KoSpeech: Korean Speech Recognition Toolkit

Soohwan Kim^1,2, Seyoung Bae¹, Cheolhwang Won¹, Suwon Park^1*

¹Elcomm, Kwangwoon Univ. ²Spoken Language Lab (of Sogang Univ.) ^* author is advisor to this work

KoSpeech is an End-to-End open source project for Korean speech recognition. The goal of this work is to help research speech recognition. It was developed with a focus on readability and extensibility of code. Learning is possible through various options such as feature extraction, attention mechanism, and data augmentation, etc..
We used KsponSpeech corpus which containing 1000h of Korean speech data. At present our model has recorded an 10.31% character error rate. We are always updating this work for increased recognition rate and extensibility.
We appreciate any kind of feedback or contribution.

Description	Dataset	Model
kospeech_seq2seq	KsponSpeech	download

Intro

End-to-end (E2E) automatic speech recognition (ASR) is an emerging paradigm in the field of neural network-based speech recognition that offers multiple benefits. Traditional “hybrid” ASR systems, which are comprised of an acoustic model, language model, and pronunciation model, require separate training of these components, each of which can be complex.
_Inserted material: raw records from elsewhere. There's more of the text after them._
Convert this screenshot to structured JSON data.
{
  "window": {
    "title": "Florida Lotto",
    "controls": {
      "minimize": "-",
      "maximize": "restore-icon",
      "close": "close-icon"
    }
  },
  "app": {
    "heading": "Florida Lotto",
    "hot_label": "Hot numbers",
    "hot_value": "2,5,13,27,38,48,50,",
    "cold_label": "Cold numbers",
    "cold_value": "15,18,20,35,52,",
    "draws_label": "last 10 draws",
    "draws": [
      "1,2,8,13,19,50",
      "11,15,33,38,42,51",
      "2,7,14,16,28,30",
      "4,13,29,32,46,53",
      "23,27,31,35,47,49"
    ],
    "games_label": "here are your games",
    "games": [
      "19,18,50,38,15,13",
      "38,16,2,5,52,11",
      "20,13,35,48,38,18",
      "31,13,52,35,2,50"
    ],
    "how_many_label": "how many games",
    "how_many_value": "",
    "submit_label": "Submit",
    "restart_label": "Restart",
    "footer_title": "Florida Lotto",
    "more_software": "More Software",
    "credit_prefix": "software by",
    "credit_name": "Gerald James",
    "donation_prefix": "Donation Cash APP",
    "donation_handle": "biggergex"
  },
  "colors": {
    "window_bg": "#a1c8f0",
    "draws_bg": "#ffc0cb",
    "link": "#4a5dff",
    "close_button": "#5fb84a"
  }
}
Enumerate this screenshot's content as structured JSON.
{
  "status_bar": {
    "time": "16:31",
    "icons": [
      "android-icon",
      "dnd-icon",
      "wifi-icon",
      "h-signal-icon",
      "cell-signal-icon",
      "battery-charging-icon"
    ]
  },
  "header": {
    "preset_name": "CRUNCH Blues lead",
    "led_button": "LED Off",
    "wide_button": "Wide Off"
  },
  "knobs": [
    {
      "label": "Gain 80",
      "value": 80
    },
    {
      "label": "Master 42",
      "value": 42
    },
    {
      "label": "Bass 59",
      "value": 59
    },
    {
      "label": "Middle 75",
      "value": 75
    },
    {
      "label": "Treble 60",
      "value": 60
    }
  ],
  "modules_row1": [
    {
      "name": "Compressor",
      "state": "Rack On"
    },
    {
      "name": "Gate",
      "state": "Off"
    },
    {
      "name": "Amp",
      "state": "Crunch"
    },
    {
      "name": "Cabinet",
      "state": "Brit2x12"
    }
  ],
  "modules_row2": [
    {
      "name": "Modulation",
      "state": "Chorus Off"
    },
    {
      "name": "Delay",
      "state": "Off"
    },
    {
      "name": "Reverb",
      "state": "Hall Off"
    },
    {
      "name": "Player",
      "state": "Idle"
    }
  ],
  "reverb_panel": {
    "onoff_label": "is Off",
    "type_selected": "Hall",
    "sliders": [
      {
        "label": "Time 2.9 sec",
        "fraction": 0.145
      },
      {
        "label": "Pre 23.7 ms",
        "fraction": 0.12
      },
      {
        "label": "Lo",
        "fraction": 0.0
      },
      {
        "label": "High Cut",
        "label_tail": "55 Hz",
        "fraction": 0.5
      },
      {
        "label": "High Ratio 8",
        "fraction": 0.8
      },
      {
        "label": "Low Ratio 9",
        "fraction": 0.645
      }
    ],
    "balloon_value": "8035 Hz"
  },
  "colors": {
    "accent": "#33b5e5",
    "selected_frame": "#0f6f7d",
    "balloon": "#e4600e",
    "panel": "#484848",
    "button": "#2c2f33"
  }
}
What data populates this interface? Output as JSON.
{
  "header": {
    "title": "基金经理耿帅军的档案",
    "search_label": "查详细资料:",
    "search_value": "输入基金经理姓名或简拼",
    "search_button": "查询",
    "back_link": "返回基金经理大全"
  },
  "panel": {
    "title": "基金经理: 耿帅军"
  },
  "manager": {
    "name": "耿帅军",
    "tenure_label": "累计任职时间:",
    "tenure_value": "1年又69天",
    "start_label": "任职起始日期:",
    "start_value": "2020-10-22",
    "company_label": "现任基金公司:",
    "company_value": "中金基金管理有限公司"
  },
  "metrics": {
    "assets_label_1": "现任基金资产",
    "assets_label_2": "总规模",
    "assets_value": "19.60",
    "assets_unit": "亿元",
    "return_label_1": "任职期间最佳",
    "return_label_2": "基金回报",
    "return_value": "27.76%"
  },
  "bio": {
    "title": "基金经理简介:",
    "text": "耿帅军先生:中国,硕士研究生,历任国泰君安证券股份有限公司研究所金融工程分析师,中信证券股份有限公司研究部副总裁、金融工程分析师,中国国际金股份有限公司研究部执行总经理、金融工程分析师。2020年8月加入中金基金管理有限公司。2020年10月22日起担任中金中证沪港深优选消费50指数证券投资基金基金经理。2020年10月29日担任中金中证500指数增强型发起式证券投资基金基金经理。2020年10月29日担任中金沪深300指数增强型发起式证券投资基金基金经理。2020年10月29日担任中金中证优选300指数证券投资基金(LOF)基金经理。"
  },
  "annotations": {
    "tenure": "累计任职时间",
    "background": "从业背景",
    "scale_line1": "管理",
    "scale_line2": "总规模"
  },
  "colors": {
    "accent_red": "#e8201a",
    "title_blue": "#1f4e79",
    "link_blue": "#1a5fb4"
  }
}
For example, training of an acoustic model is a multi-stage process of model training and time alignment between the speech acoustic feature sequence and output label sequence. In contrast, E2E ASR is a single integrated approach with a much simpler training pipeline with models that operate at low audio frame rates. This reduces the training time, decoding time, and allows joint optimization with downstream processing such as natural language understanding.

Features

End-to-end (E2E) automatic speech recognition
Various Options
(VGG / DeepSpeech2) Extractor
MaskCNN & pack_padded_sequence
Attention (Multi-Head / Location-Aware / Additive / Scaled-dot)
Top K Decoding (Beam Search)
Various Feature (Spectrogram / Mel-Spectrogram / MFCC / Filter-Bank)
Delete silence
SpecAugment / NoiseAugment
Label Smoothing
Save & load Checkpoint
Learning Rate Scheduling
Implement data loader as multi-thread for speed
Scheduled Sampling (Teacher forcing scheduling)
Inference with batching
Multi-GPU training

We have referred to several papers to develop the best model possible. And tried to make the code as efficient and easy to use as possible. If you have any minor inconvenience, please let us know anytime.
We will response as soon as possible.

Roadmap

Seq2seq

Sequence-to-Sequence can be trained with serveral options. You can choose the CNN extractor from (ds2 /vgg),
You can choose attention mechanism from (location-aware, multi-head, additive, scaled-dot) attention.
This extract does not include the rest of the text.